Just over two years ago, country legend Garth Brooks launched the online music platform GhostTunes as his answer to the digital age. Now, users need to move all the tunes they bought on the platform over to Amazon Music by March 3. Brooks struck a big deal with Amazon not long ago.
GhostTunes essentially allowed Brooks to sell digital downloads of his music while retaining more of the money. Apple's iTunes service took a higher percentage, and Brooks had more control with GhostTunes. The platform also hosted millions of songs from other artists.
Unfortunately for Brooks, it never quite caught on. In fact, most people probably still don't know what GhostTunes is. Even though his massive tour was sponsored by his company up until his recent deal.
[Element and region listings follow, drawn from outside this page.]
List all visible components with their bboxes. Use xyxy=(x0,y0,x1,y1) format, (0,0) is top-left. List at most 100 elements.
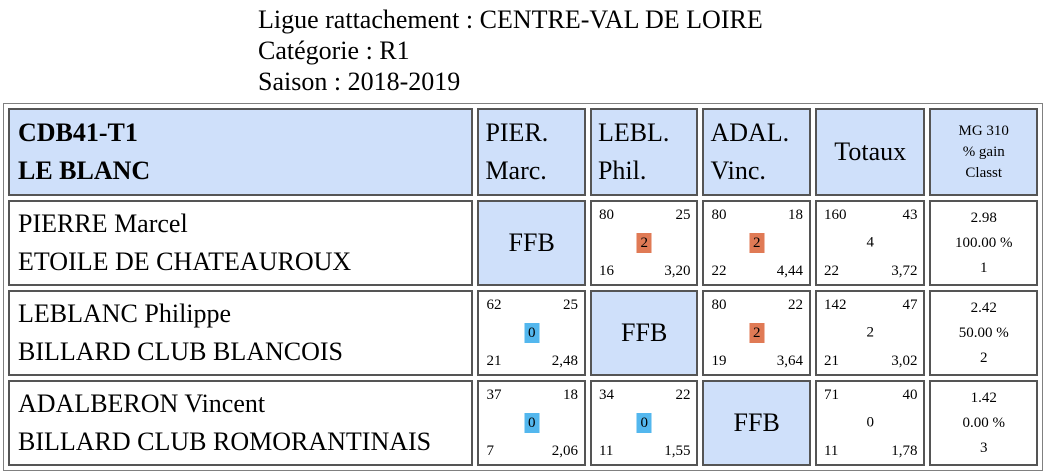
season-line: Saison : 2018-2019 xyxy=(258,67,461,96)
match-cell: 37 18 0 7 2,06 xyxy=(477,380,586,466)
points-made: 80 xyxy=(598,207,614,223)
page-header: Ligue rattachement : CENTRE-VAL DE LOIRE… xyxy=(258,4,763,97)
match-cell: 80 25 2 16 3,20 xyxy=(589,200,699,286)
match-points-badge: 2 xyxy=(636,233,652,253)
rank: 3 xyxy=(979,439,988,456)
match-cell: 80 18 2 22 4,44 xyxy=(702,200,811,286)
gain-pct: 50.00 % xyxy=(958,324,1009,341)
innings: 25 xyxy=(562,297,578,313)
average: 2,06 xyxy=(551,443,578,459)
totals-cell: 160 43 4 22 3,72 xyxy=(814,200,926,286)
average: 3,20 xyxy=(664,263,691,279)
innings: 47 xyxy=(902,297,918,313)
points-made: 71 xyxy=(823,387,839,403)
average: 1,55 xyxy=(664,443,691,459)
points-made: 80 xyxy=(711,207,727,223)
innings: 22 xyxy=(675,387,691,403)
best-run: 22 xyxy=(823,263,839,279)
gain-pct: 100.00 % xyxy=(954,234,1013,251)
match-cell: 34 22 0 11 1,55 xyxy=(589,380,699,466)
col-header-line: LEBL. xyxy=(597,118,670,147)
mg-value: 1.42 xyxy=(970,389,997,406)
match-points: 2 xyxy=(866,324,874,341)
col-header-mg: MG 310 % gain Classt xyxy=(929,108,1038,196)
mg-value: 2.42 xyxy=(970,299,997,316)
rank: 2 xyxy=(979,349,988,366)
table-row: PIERRE Marcel ETOILE DE CHATEAUROUX FFB … xyxy=(8,200,1038,286)
rank: 1 xyxy=(979,259,988,276)
player-club: ETOILE DE CHATEAUROUX xyxy=(18,247,352,276)
col-header-line: Phil. xyxy=(597,156,647,185)
stats-cell: 1.42 0.00 % 3 xyxy=(929,380,1038,466)
player-club: BILLARD CLUB BLANCOIS xyxy=(18,337,344,366)
match-points: 4 xyxy=(866,234,874,251)
player-cell: PIERRE Marcel ETOILE DE CHATEAUROUX xyxy=(8,200,474,286)
match-points-badge: 0 xyxy=(524,413,540,433)
innings: 18 xyxy=(562,387,578,403)
table-row: ADALBERON Vincent BILLARD CLUB ROMORANTI… xyxy=(8,380,1038,466)
average: 3,72 xyxy=(891,263,918,279)
points-made: 142 xyxy=(823,297,847,313)
team-header: CDB41-T1 LE BLANC xyxy=(8,108,474,196)
gain-label: % gain xyxy=(962,143,1005,160)
innings: 18 xyxy=(787,207,803,223)
best-run: 11 xyxy=(598,443,614,459)
player-name: LEBLANC Philippe xyxy=(18,299,232,328)
col-header-line: Vinc. xyxy=(710,156,766,185)
col-header-line: Marc. xyxy=(485,156,547,185)
match-points: 0 xyxy=(866,414,874,431)
best-run: 21 xyxy=(823,353,839,369)
match-points-badge: 0 xyxy=(524,323,540,343)
totals-cell: 142 47 2 21 3,02 xyxy=(814,290,926,376)
col-header-totals: Totaux xyxy=(814,108,926,196)
stats-cell: 2.42 50.00 % 2 xyxy=(929,290,1038,376)
player-cell: LEBLANC Philippe BILLARD CLUB BLANCOIS xyxy=(8,290,474,376)
points-made: 160 xyxy=(823,207,847,223)
best-run: 7 xyxy=(486,443,494,459)
match-points-badge: 2 xyxy=(749,323,765,343)
table-header-row: CDB41-T1 LE BLANC PIER. Marc. LEBL. Phil… xyxy=(8,108,1038,196)
match-points-badge: 2 xyxy=(749,233,765,253)
points-made: 62 xyxy=(486,297,502,313)
points-made: 37 xyxy=(486,387,502,403)
results-table: CDB41-T1 LE BLANC PIER. Marc. LEBL. Phil… xyxy=(3,103,1043,471)
best-run: 16 xyxy=(598,263,614,279)
rank-label: Classt xyxy=(965,164,1003,181)
innings: 25 xyxy=(675,207,691,223)
totals-cell: 71 40 0 11 1,78 xyxy=(814,380,926,466)
league-line: Ligue rattachement : CENTRE-VAL DE LOIRE xyxy=(258,5,763,34)
table-row: LEBLANC Philippe BILLARD CLUB BLANCOIS 6… xyxy=(8,290,1038,376)
mg-label: MG 310 xyxy=(958,122,1009,139)
category-line: Catégorie : R1 xyxy=(258,36,410,65)
team-code: CDB41-T1 xyxy=(18,118,138,147)
col-header-adalberon: ADAL. Vinc. xyxy=(702,108,811,196)
col-header-leblanc: LEBL. Phil. xyxy=(589,108,699,196)
team-name: LE BLANC xyxy=(18,156,151,185)
player-club: BILLARD CLUB ROMORANTINAIS xyxy=(18,427,432,456)
best-run: 22 xyxy=(711,263,727,279)
best-run: 21 xyxy=(486,353,502,369)
average: 3,02 xyxy=(891,353,918,369)
innings: 43 xyxy=(902,207,918,223)
points-made: 34 xyxy=(598,387,614,403)
innings: 22 xyxy=(787,297,803,313)
mg-value: 2.98 xyxy=(970,209,997,226)
average: 2,48 xyxy=(551,353,578,369)
col-header-pierre: PIER. Marc. xyxy=(477,108,586,196)
match-cell: 80 22 2 19 3,64 xyxy=(702,290,811,376)
gain-pct: 0.00 % xyxy=(962,414,1005,431)
player-cell: ADALBERON Vincent BILLARD CLUB ROMORANTI… xyxy=(8,380,474,466)
col-header-line: PIER. xyxy=(485,118,549,147)
self-cell: FFB xyxy=(477,200,586,286)
best-run: 11 xyxy=(823,443,839,459)
innings: 40 xyxy=(902,387,918,403)
player-name: ADALBERON Vincent xyxy=(18,389,266,418)
self-cell: FFB xyxy=(589,290,699,376)
points-made: 80 xyxy=(711,297,727,313)
match-points-badge: 0 xyxy=(636,413,652,433)
best-run: 19 xyxy=(711,353,727,369)
col-header-line: ADAL. xyxy=(710,118,790,147)
stats-cell: 2.98 100.00 % 1 xyxy=(929,200,1038,286)
average: 3,64 xyxy=(776,353,803,369)
player-name: PIERRE Marcel xyxy=(18,209,188,238)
Now, eager listeners can download all of Garth Brooks' catalog from Amazon Music. They can also subscribe to Amazon Music Unlimited, a new music streaming service with exclusive rights to Garth Brooks' catalog. Oh, and they've got his wife Trisha Yearwood's music, too.
Garth Brooks fought the digital age tooth and nail. When he announced GhostTunes, he also announced his return to touring and new music. It was an admirable effort, but the whole thing kind of overwhelmed people. Plus, music streaming already slowly started taking over digital downloads anyway.
Now, with his new (and more well-received) album Gunslinger, Brooks followed a similar pattern. He released the album around the same time he announced his deal with streaming services. There was plenty of chatter over just which service landed Brooks' music.
And then, of course, it just so happened to be a brand new service already entering the crowded world dominated by Spotify and Apple Music. Brooks helped launch Amazon Music Unlimited in October 2016. No word yet on how successful the platform has been or if it's making a dent in Spotify and Apple's user numbers.